What type of litigation do you practise?
McLachlan is a corporate litigator, with a focus on securities, fraud and employment. Most of her clients come from the world of business and finance. And it’s her job to help them when they get in trouble. The government might accuse them of flouting securities regulations; other times, there are allegations of fraud.
“The job is fast-paced and high-stakes,” says McLachlan. “I have to understand the problem quickly, so I can provide advice on how to minimize the impact on their business.”
What’s your first step after taking on a new case?

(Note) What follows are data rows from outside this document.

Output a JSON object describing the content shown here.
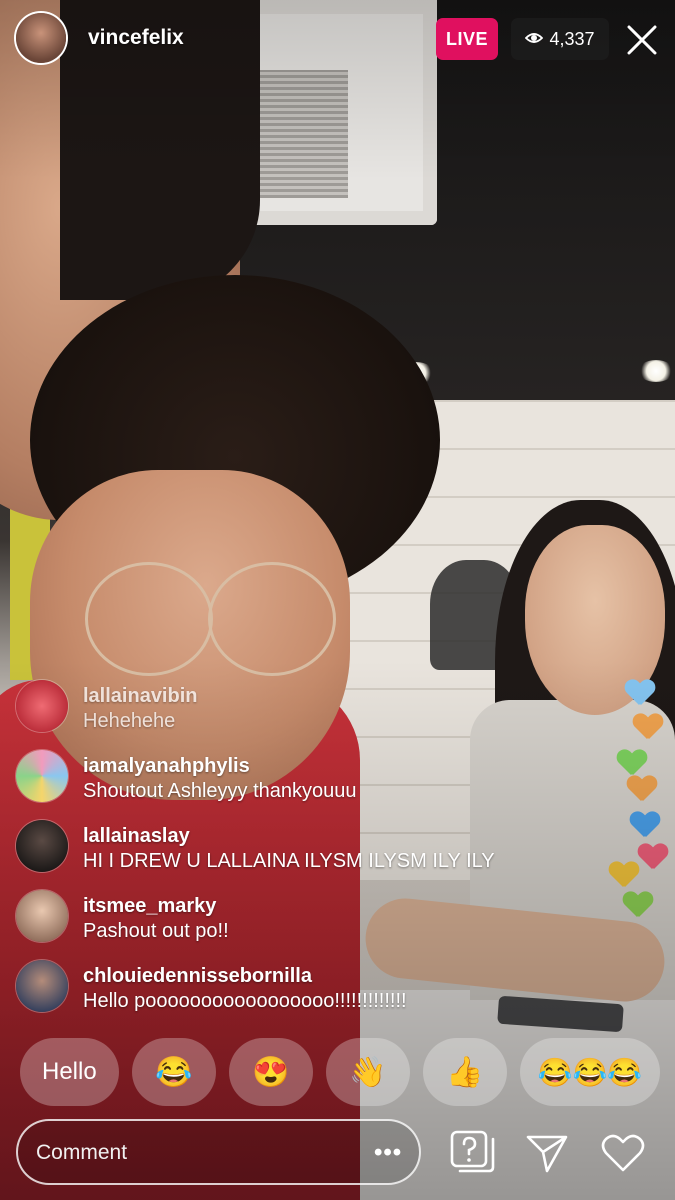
{
  "header": {
    "username": "vincefelix",
    "live_label": "LIVE",
    "viewer_count": "4,337",
    "icons": {
      "viewers": "eye-icon",
      "close": "close-icon"
    }
  },
  "comments": [
    {
      "username": "lallainavibin",
      "message": "Hehehehe",
      "avatar_color": "#d94452"
    },
    {
      "username": "iamalyanahphylis",
      "message": "Shoutout Ashleyyy thankyouuu",
      "avatar_color": "#7fb5e0"
    },
    {
      "username": "lallainaslay",
      "message": "HI I DREW U LALLAINA ILYSM ILYSM ILY ILY",
      "avatar_color": "#3b3737"
    },
    {
      "username": "itsmee_marky",
      "message": "Pashout out po!!",
      "avatar_color": "#c9a58c"
    },
    {
      "username": "chlouiedennissebornilla",
      "message": "Hello pooooooooooooooooo!!!!!!!!!!!!!",
      "avatar_color": "#3a4b6b"
    }
  ],
  "quick_replies": {
    "text": "Hello",
    "joy": "😂",
    "heart_eyes": "😍",
    "wave": "👋",
    "thumbs_up": "👍",
    "triple_joy": "😂😂😂"
  },
  "footer": {
    "comment_placeholder": "Comment",
    "more": "•••",
    "icons": {
      "question": "question-box-icon",
      "send": "send-icon",
      "like": "heart-icon"
    }
  },
  "colors": {
    "live": "#e0105f"
  }
}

“I have to collect the facts,” says McLachlan. Quite often, to do that, she has to conduct internal investigations into her own clients. “Let’s say an employee of a client has been accused of fraud,” she says. “I have to find out if those charges have merit. So I will take a deep dive into the allegation, scouring financial statements and interviewing key players.” This process often occurs at a fast pace, since the client has to issue responses and pleadings according to tight time restrictions.

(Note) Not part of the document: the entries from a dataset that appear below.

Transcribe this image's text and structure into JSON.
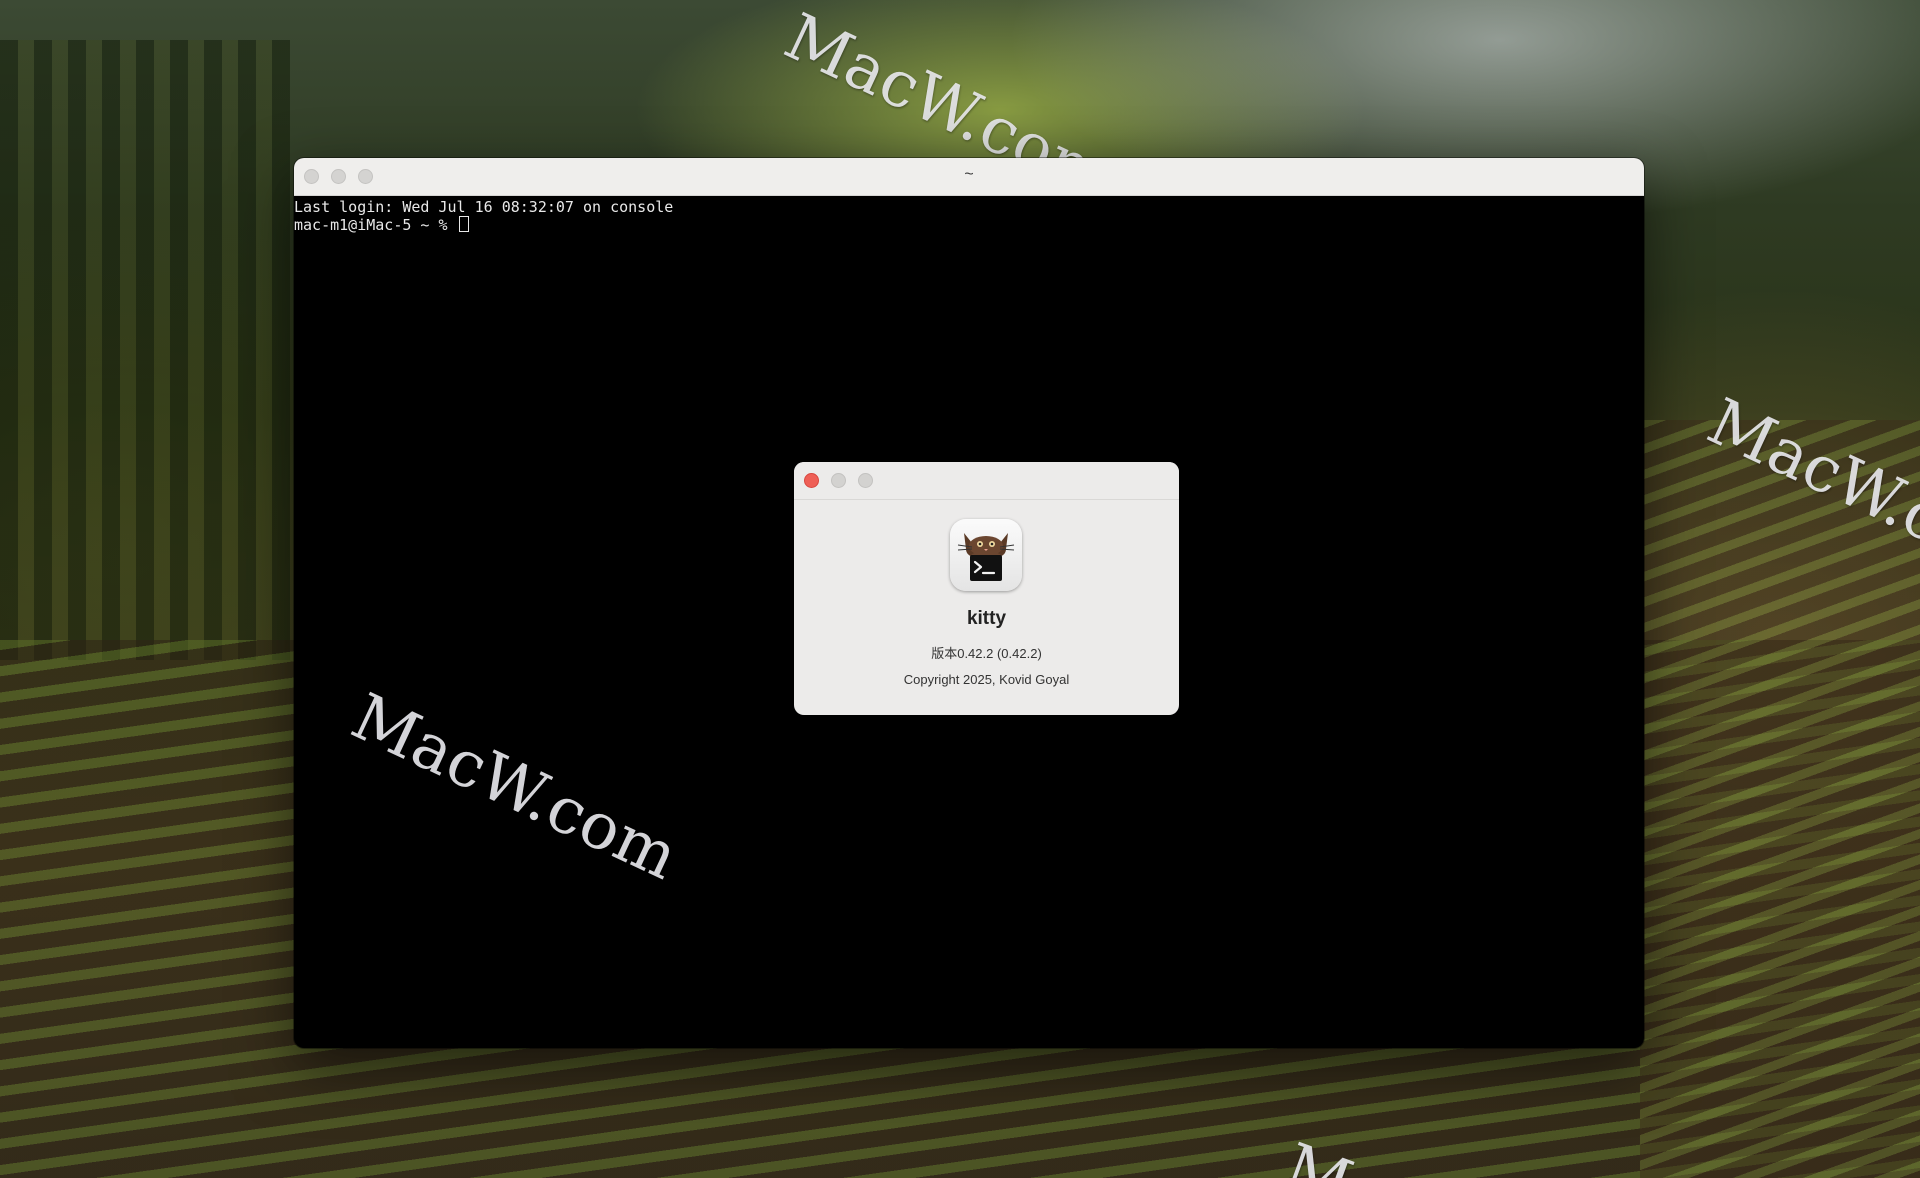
{
  "desktop": {
    "watermark": "MacW.com",
    "watermark_partial_bottom": "M"
  },
  "terminal": {
    "title": "~",
    "lines": [
      "Last login: Wed Jul 16 08:32:07 on console",
      "mac-m1@iMac-5 ~ % "
    ]
  },
  "about": {
    "app_name": "kitty",
    "version": "版本0.42.2 (0.42.2)",
    "copyright": "Copyright 2025, Kovid Goyal",
    "icon": "kitty-cat-terminal-icon"
  },
  "colors": {
    "close_button": "#ee5f56",
    "dialog_background": "#ecebea",
    "terminal_background": "#000000",
    "terminal_text": "#e8e8e8"
  }
}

This type of work takes nerve. In some cases, McLachlan has to coach CEOs through moments of crisis. “These circumstances are incredibly stressful to the client,” she says. “The stakes are high. I have a responsibility to get things right.”
What is a typical day like?
In truth, there is no typical day. McLachlan might be meeting with a client to talk strategy or with a regulator. Or she’ll be reading up on the latest developments in the law. “I actually love legal research,” she says. “It’s especially fun in the world of corporate law. There aren’t always obvious precedents, so I have to stay engaged.”

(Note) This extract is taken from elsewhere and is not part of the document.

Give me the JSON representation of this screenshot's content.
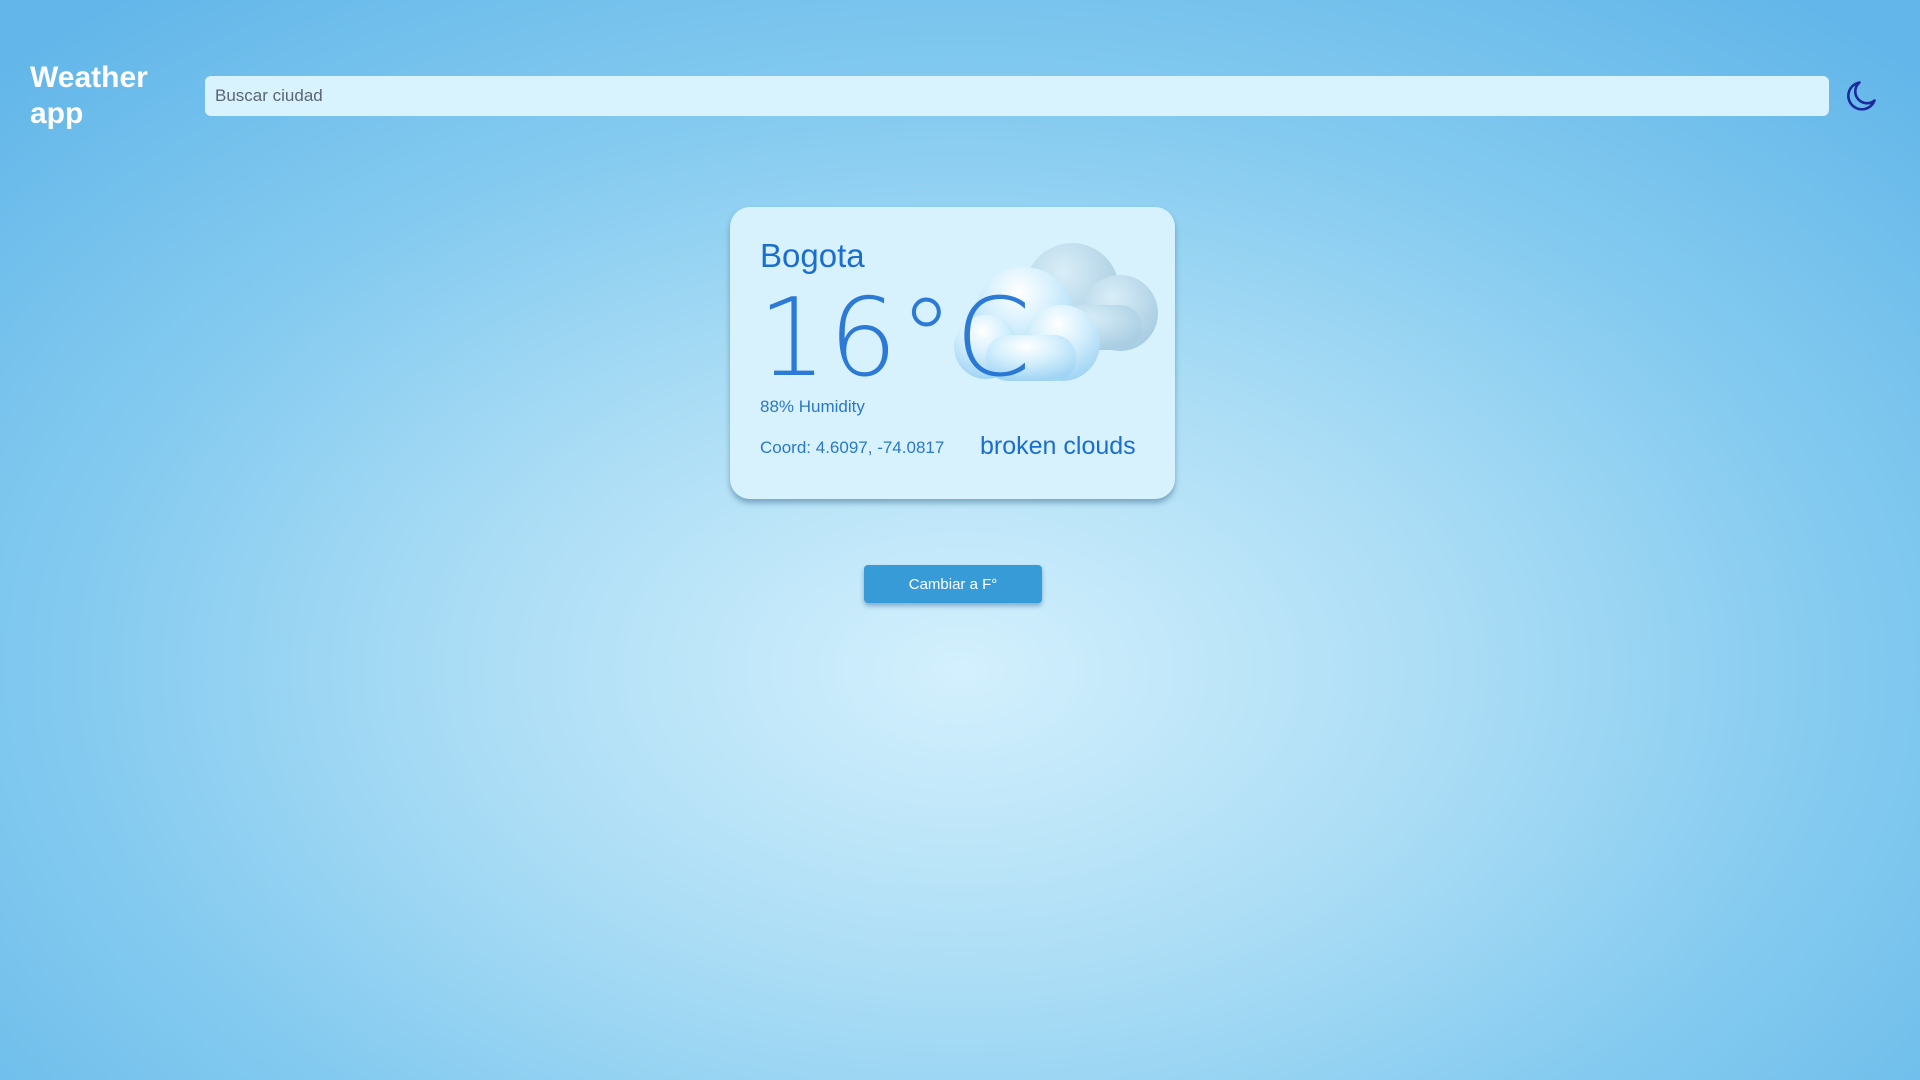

How often does a case end up in court?
“Litigation is extremely expensive, so most large cases settle,” says McLachlan. “More often than not, we are able to find a solution before trial, in negotiations or at arbitration. This means that I spend a lot of my time on written advocacy — opinion letters, memos, affidavits and written arguments.”
So when do you end up in court?
“I’m often in court for emergencies,” she says. For instance, if a client suspects an employee is skimming from the business, then McLachlan has to act fast. “I would try to get before a judge as quickly as possible to freeze the alleged fraudster’s bank account. Those moments definitely keep things exciting!”
What would your advice be to a student who is interested in litigation?
“Don’t be too quick to limit yourself to a specific practice area,” says McLachlan. “Most successful litigators today started out with a broad practice. The more you know about a range of areas, the better off you’ll be in your career.”